Figure 5. Quantitative feature of MAPS.

(A) Semi-quantitative PCR results in HCC DNA sample N13. Each panel represents different integration frequencies, judged by the number of unique tags identified by MAPS, as indicated by the number followed by the sample name on the left column labels. The amounts of genomic DNA used for PCR were indicated at the top of the lanes. (B) Semi-quantitative PCR results in multiplexed DNA samples. The left column indicates the HCC DNA sample identifications and the number of unique tags identified. (C) Correlation co-efficiency (R² = 0.9278) of the numbers of unique tags covering the common insertions retrieved between two technical replicate runs. (D) Rarefaction analysis of integration sites recovered in MAPS.

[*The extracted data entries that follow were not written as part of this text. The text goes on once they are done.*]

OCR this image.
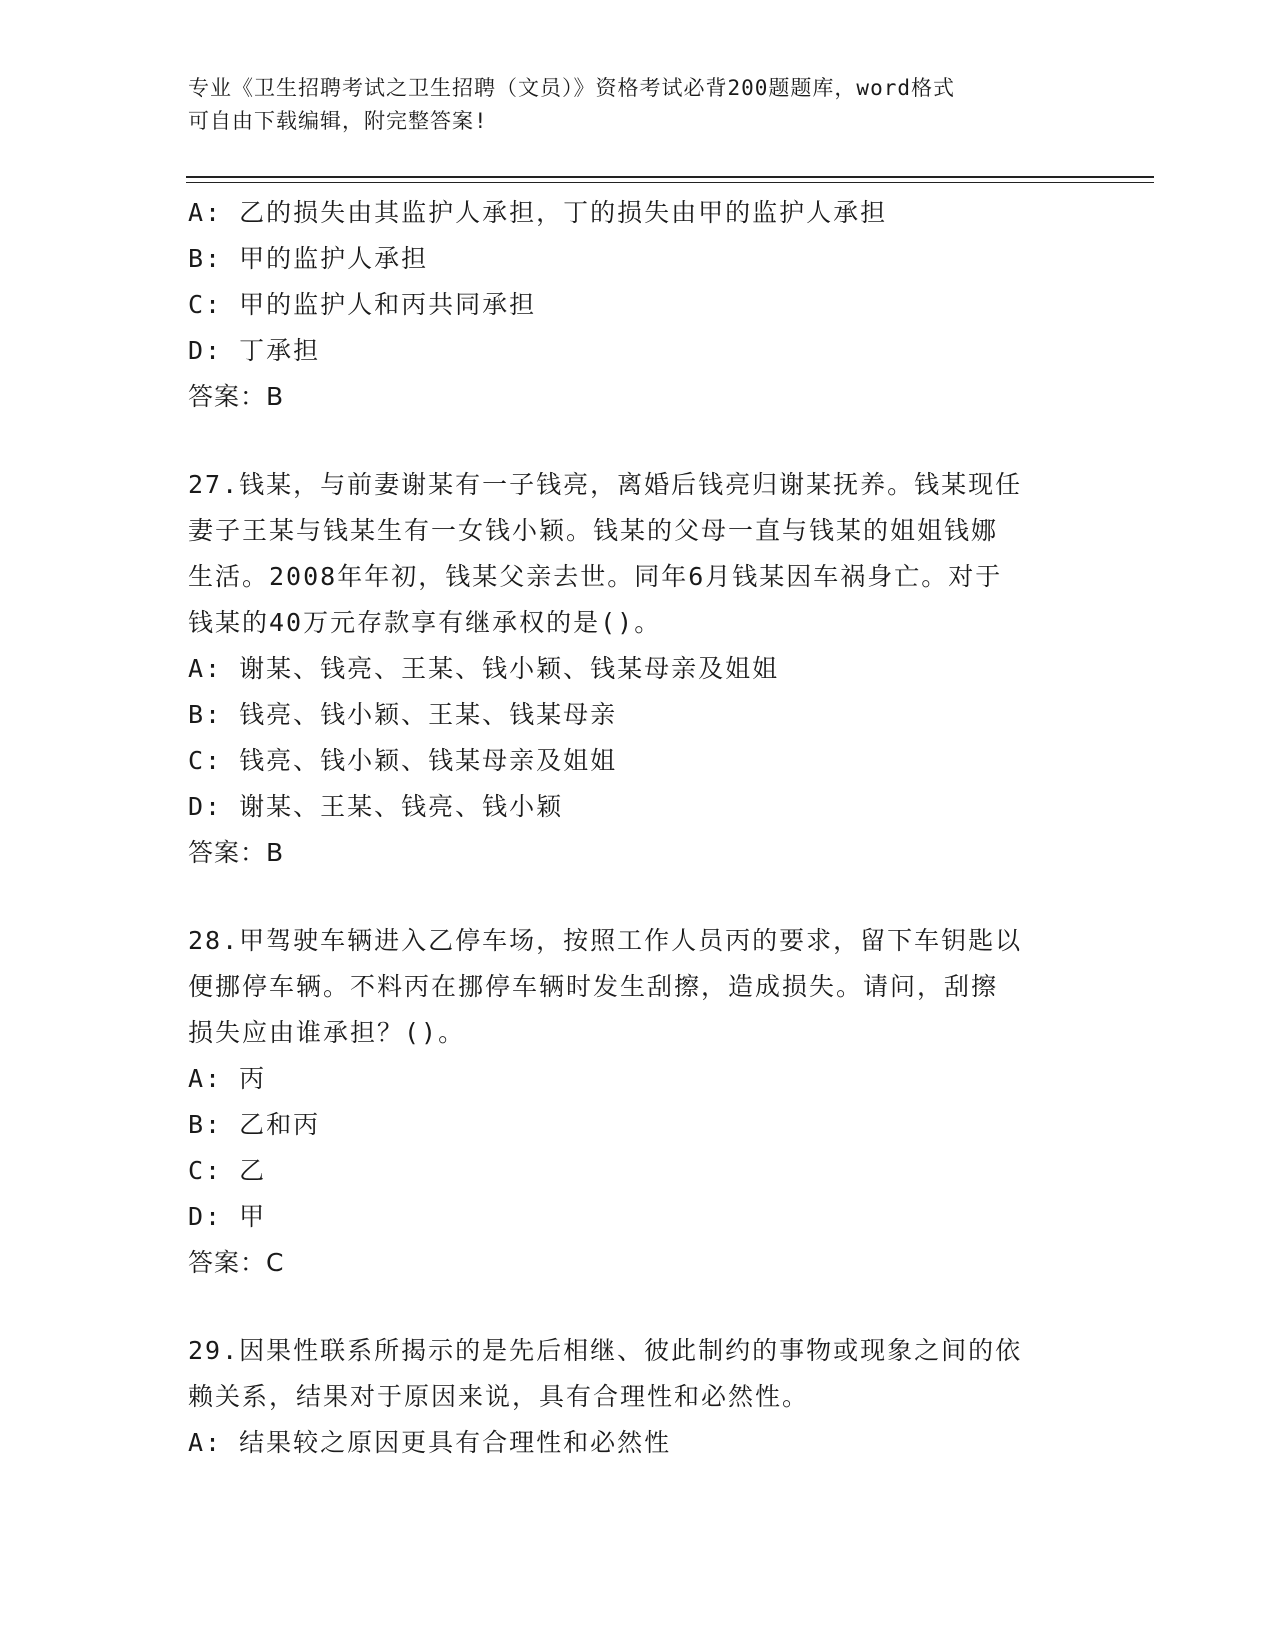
专业《卫生招聘考试之卫生招聘（文员）》资格考试必背200题题库，word格式
可自由下载编辑，附完整答案!
A: 乙的损失由其监护人承担，丁的损失由甲的监护人承担
B: 甲的监护人承担
C: 甲的监护人和丙共同承担
D: 丁承担
答案：B
27.钱某，与前妻谢某有一子钱亮，离婚后钱亮归谢某抚养。钱某现任
妻子王某与钱某生有一女钱小颖。钱某的父母一直与钱某的姐姐钱娜
生活。2008年年初，钱某父亲去世。同年6月钱某因车祸身亡。对于
钱某的40万元存款享有继承权的是()。
A: 谢某、钱亮、王某、钱小颖、钱某母亲及姐姐
B: 钱亮、钱小颖、王某、钱某母亲
C: 钱亮、钱小颖、钱某母亲及姐姐
D: 谢某、王某、钱亮、钱小颖
答案：B
28.甲驾驶车辆进入乙停车场，按照工作人员丙的要求，留下车钥匙以
便挪停车辆。不料丙在挪停车辆时发生刮擦，造成损失。请问，刮擦
损失应由谁承担？()。
A: 丙
B: 乙和丙
C: 乙
D: 甲
答案：C
29.因果性联系所揭示的是先后相继、彼此制约的事物或现象之间的依
赖关系，结果对于原因来说，具有合理性和必然性。
A: 结果较之原因更具有合理性和必然性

Figure 6. More clonal expansion but fewer insertions were found in cancer than in the adjacent tissue.

(A) We counted the number of unique tags to quantify the relative abundance of each UIS. The bar is the median of the number of unique tags. (B) Number of HBV integrations identified in cancer and adjacent tissue. The bar represents the median of the number of integrations.

Figure 7. Illustration of the integrations targeted TERT.

The sequences were representative Read 2 tags that cover the HBV integration sites to the TERT gene. HBV DNA was shown in lowercase, and the Human DNA was in uppercase and underlined. The numbered boxes represent nearby exons. The nucleotide position at the human and HBV were also indicated (based on GenBank AY800389.1 and Human hg19 assemble).

Figure 8. Illustration of the integrations in FN1.

The sequences were representative Read 2 tags that cover the junction points of the HBV integration to the FN1 gene. HBV DNA was shown in lowercase, and the Human DNA was in uppercase and underlined. The numbered boxes represent nearby exons. The nucleotide position at the human and HBV were also indicated (based on GenBank AY800389.1 and Human hg19 assemble).